The radio crackled with static for a moment before an otherworldly voice echoed into the gymnasium.
“I copy loud and clear. Grey Mountain School in Yukon, Canada, this is Chris Hadfield. I’m ready for the first question, over.”
Ron McFadyen’s face lit up as he held the microphone forward for the first student to ask a question of Canada’s most famous spaceman.
Hadfield spent just over nine minutes in radio contact with the school from his perch on the International Space Station, 370 kilometres above the Earth.
Fifteen students asked a series of questions ranging from what it’s like to walk out the space station door to what Hadfield does with his spare time while he’s circling the planet at 28,000 kilometres per hour.
“How big is the space station, and do you have room to dance?” asked the first student.
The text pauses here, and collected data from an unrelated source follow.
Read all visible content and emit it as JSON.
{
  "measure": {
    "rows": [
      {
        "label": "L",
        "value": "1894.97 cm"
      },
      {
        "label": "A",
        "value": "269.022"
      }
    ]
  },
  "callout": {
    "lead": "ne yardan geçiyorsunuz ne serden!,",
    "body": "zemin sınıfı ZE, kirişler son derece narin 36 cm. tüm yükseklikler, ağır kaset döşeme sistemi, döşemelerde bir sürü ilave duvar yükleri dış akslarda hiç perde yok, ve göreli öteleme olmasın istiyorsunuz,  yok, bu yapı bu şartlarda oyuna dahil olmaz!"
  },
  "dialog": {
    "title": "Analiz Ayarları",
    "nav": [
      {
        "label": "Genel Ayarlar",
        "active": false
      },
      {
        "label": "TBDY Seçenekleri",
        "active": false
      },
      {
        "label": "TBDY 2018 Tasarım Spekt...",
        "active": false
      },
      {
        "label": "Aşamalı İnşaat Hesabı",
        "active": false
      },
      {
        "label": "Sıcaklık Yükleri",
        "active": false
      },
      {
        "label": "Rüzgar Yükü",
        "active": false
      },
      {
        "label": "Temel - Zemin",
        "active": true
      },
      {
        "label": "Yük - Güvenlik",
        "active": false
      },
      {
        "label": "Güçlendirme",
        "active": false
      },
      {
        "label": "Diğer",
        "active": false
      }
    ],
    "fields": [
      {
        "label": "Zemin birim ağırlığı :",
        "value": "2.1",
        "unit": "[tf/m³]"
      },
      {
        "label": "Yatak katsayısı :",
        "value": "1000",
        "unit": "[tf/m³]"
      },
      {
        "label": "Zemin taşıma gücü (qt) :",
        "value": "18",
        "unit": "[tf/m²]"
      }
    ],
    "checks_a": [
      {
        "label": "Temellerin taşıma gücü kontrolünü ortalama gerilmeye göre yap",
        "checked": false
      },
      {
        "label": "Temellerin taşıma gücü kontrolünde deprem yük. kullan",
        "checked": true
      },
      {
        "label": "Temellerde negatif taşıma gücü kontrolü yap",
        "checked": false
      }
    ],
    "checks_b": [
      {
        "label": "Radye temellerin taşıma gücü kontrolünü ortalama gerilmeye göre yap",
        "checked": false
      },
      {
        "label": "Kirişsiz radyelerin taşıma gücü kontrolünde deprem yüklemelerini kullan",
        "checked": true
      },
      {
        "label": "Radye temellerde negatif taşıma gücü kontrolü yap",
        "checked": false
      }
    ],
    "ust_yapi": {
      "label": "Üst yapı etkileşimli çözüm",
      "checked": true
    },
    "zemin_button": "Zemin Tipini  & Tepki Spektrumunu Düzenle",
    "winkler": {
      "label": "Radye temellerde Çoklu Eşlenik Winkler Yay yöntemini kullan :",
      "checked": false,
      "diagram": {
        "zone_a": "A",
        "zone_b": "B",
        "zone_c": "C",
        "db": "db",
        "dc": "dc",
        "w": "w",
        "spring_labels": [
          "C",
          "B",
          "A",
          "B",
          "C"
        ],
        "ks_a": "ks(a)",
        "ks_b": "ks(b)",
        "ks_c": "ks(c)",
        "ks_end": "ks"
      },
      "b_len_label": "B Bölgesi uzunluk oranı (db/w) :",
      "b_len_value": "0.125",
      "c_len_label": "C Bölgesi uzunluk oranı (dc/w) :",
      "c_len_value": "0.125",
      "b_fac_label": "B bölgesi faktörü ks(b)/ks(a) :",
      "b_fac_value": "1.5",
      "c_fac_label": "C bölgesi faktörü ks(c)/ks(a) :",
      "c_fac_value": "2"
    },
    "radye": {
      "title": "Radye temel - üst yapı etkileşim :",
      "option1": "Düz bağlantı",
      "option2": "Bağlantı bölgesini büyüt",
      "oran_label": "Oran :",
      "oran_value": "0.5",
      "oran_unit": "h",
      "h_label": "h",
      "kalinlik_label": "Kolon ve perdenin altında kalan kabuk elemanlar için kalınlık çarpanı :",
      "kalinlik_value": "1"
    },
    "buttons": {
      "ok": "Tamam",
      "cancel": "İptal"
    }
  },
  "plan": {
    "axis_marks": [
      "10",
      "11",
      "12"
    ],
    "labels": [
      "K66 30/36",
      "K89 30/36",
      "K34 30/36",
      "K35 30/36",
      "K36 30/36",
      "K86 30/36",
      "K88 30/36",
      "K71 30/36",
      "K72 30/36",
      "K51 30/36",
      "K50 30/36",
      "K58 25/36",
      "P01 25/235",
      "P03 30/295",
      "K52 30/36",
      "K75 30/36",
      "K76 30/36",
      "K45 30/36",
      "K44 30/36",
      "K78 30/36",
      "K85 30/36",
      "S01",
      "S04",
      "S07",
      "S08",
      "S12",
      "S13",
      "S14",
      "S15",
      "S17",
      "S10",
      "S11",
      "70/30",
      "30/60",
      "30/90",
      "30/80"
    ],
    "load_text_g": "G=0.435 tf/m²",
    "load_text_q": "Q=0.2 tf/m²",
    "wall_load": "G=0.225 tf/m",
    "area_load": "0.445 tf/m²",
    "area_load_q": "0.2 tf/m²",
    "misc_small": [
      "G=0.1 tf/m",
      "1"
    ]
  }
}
“It’s about the size of five hockey rinks. It’s huge, it’s big enough that you can see it from Earth,” Hadfield replied.
“There is enough room to dance, but I need someone up here to dance with,” he said.
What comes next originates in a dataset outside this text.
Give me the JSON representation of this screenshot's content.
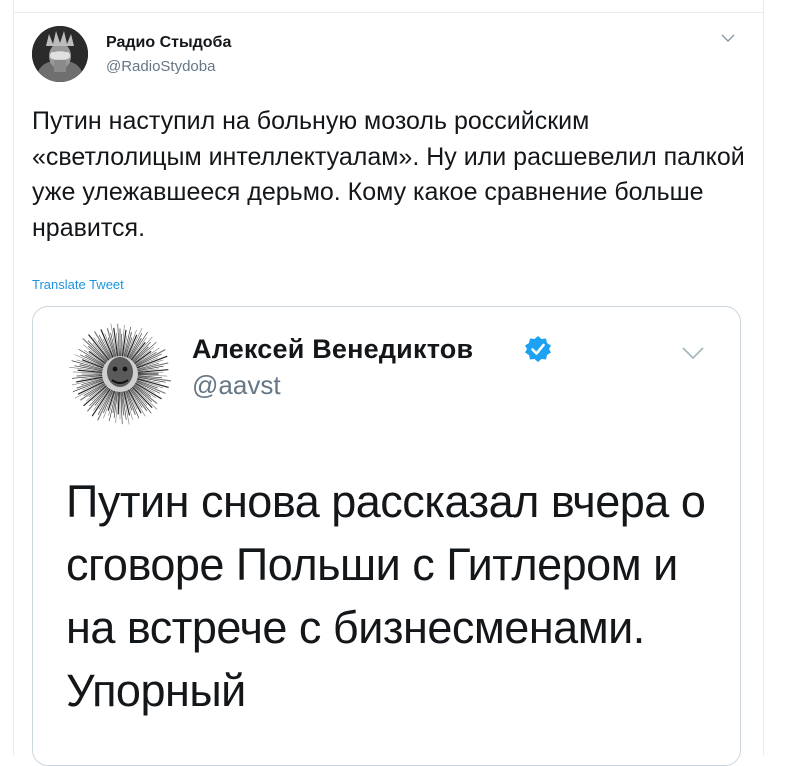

Nine-year-old Leandra Butler asked how Hadfield gets outside for space walks without wasting all the station’s oxygen.
“That’s a very difficult problem we had to solve,” Hadfield said. “We go into a room, and a very powerful pump pumps out all the air, and stores it in an oxygen tank. That way we only lose a little when we open the door,” he said.
Just asking the question made her nervous, Butler said, but she was excited to talk to someone in space.
“It felt kind of weird. It felt kind of funny and I had butterflies in my stomach,” she said.
The event was put together with help from the Yukon Amateur Radio Association and ARISS – Amateur Radio on the International Space Station – as well as the Canadian and U.S. space agencies.
McFadyen is the vice-president of the Yukon Amateur Radio Association. He helped arrange the call, which was routed via telephone lines to a ham radio station in Italy before being relayed to Hadfield on the ISS.
“It was spectacular,” McFadyen said.
“Worst case scenario it wouldn’t work at all. Second worst-case scenario is that of the 15 children, we’d get three. We had a standby plan. We had a spare ham radio outside in the hallway so the kids could talk to somebody.
“But we didn’t have to do that. This is beyond belief. The acquisition of signal to the loss of signal is a very short time, and these youngsters deserved a chance to speak to the commander. We got everyone, and we had 30 seconds left,” he said.
Grade 3 teacher Kier Hyde helped McFadyen emcee the event, complete with orange space jump suit. He said he was also a little nervous, especially about the questions the kids would ask, but it all went very well.
“I would have thought for a Grade 3 class, it would have been ‘Where does your poop go?’ and the obvious ones. But they were asking really deep things like ‘How plants would survive with varying light?’ and ‘How do you keep your water from freezing?’ I was really impressed,” Hyde said.
The radio chat with Hadfield was part of a two-week long space theme at the school. Even though only 15 students got to ask questions, others were involved making decorations, doing art projects, and building replica space capsules from recycled materials.
Hadfield answered every question with an earnestness and charm that’s earned him wide acclaim across the country, and even elicited a few laughs from the audience of around 100 students and parents. He spoke about seeing the Trans
Canada Highway from space, and how excited he is to come back to Earth in May.
“Canada is a beautiful, big country and I’m looking forward to getting home. Thank you for the great questions. This is what I dreamed of when I wanted to be an astronaut when I was nine years old,” he said as his voice faded to static.